His report is released today. It includes a 67-page executive summary, a 400-page Factual Summary, a 382-page volume on policy and consolidated findings and recommendations; and a 137-page review of independent research studies.
The bottom line to all of this is neatly summed up by Oliphant at the beginning of the executive summary:
The genesis of this Inquiry is a relationship between a former prime minister of Canada, the Right Honourable Brian Mulroney, and Karlheinz Schreiber, a German-Canadian businessman. The relationship spanned two decades and included a secret agreement between the two men made approximately two months after Mr. Mulroney left the office of prime minister and was sitting as a member of parliament. For many years Mr. Mulroney concealed the fact that, on three separate occasions, in three different hotels in two countries, he had received thousands of dollars in cash, in envelopes, from Mr. Schreiber. There was no contemporary documentation, as is normally found in legitimate business dealings, for any of these transactions. No invoices or receipts were provided, no correspondence or reporting letters were written. I conclude that the covert manner in which Mr. Mulroney and Mr. Schreiber carried out their transactions was designed to conceal their business and financial dealings.
Mr. Mulroney accepted the first instalment of cash on August 27, 1993, while he was still a sitting member of parliament, and the other two instalments on December 18, 1993, and December 8, 1994. He had several opportunities to disclose these dealings – when he filed his tax forms between 1993 and 1999, for instance; when he gave evidence under oath in his lawsuit against the Government of Canada in 1996; and when he or his spokespersons were interviewed by various journalists – but he chose not to do so. Instead, at all times he attempted to prevent the public disclosure of his dealings with Mr. Schreiber.

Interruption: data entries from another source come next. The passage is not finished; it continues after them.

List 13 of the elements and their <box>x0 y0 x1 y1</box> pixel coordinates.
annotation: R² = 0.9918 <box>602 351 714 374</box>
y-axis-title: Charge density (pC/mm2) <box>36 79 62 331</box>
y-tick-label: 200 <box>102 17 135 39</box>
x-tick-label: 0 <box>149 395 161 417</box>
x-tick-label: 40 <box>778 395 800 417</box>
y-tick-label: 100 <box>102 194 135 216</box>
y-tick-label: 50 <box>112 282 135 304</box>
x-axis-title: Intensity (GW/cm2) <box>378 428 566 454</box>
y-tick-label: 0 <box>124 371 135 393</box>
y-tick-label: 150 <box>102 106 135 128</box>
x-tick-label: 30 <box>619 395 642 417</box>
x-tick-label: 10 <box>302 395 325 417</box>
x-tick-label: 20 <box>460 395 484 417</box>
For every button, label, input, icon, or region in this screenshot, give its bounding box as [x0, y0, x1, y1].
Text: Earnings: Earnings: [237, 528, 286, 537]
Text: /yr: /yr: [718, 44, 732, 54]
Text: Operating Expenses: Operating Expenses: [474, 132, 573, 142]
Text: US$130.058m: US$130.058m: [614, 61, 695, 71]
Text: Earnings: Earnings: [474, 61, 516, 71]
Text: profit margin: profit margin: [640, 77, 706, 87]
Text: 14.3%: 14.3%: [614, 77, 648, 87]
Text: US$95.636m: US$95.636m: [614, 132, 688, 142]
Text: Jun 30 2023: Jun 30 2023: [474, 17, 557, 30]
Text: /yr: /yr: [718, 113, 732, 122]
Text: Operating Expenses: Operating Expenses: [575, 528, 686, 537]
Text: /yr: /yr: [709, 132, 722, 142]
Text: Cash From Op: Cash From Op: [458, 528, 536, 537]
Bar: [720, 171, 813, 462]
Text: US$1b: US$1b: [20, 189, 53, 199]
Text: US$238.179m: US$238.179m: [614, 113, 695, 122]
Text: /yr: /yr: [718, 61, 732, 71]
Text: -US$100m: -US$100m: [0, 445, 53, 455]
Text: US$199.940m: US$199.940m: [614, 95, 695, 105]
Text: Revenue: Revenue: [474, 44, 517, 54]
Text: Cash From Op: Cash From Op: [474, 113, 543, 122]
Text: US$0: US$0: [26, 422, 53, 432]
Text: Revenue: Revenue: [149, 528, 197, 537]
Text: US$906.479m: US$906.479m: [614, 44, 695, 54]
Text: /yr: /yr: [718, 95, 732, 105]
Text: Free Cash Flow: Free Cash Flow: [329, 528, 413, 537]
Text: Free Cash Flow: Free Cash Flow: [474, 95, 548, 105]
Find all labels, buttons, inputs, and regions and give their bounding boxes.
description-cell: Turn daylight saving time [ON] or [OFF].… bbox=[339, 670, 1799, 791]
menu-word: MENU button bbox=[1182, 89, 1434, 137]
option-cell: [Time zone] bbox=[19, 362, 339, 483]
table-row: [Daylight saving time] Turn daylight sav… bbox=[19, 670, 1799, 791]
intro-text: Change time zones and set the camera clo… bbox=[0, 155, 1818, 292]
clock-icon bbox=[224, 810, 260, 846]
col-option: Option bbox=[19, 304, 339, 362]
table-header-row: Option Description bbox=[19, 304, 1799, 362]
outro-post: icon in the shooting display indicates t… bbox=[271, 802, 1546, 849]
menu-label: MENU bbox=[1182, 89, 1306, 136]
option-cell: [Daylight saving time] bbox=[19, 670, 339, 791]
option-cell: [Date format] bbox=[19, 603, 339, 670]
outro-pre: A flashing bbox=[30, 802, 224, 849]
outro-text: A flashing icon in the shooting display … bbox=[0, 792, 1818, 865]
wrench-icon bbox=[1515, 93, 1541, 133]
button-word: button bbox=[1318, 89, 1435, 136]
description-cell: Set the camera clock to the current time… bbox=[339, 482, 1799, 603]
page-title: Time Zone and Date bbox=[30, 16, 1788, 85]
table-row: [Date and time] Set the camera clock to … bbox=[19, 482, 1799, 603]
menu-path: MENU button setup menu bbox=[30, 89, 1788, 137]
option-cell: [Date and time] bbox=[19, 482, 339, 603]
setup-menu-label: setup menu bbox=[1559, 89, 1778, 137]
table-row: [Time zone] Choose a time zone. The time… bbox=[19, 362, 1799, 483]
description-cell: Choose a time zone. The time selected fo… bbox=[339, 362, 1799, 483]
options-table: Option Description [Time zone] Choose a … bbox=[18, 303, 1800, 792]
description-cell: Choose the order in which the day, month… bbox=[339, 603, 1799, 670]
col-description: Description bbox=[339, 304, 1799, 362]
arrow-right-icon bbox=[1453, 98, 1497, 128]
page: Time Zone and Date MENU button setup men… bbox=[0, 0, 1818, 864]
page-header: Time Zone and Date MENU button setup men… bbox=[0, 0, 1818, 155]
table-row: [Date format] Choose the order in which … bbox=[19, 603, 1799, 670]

…This Inquiry provided Mr. Mulroney with the opportunity to clear the air and put forward cogent, credible evidence to support his assertions that there was nothing untoward about his dealings with Mr. Schreiber. I regret that he has not done so. I express this regret on behalf of all Canadians, who are entitled to expect their politicians to conserve and enhance public confidence and trust in the integrity, objectivity, and impartiality of government. Mr. Mulroney’s actions failed to enhance public confidence in the integrity of public office holders.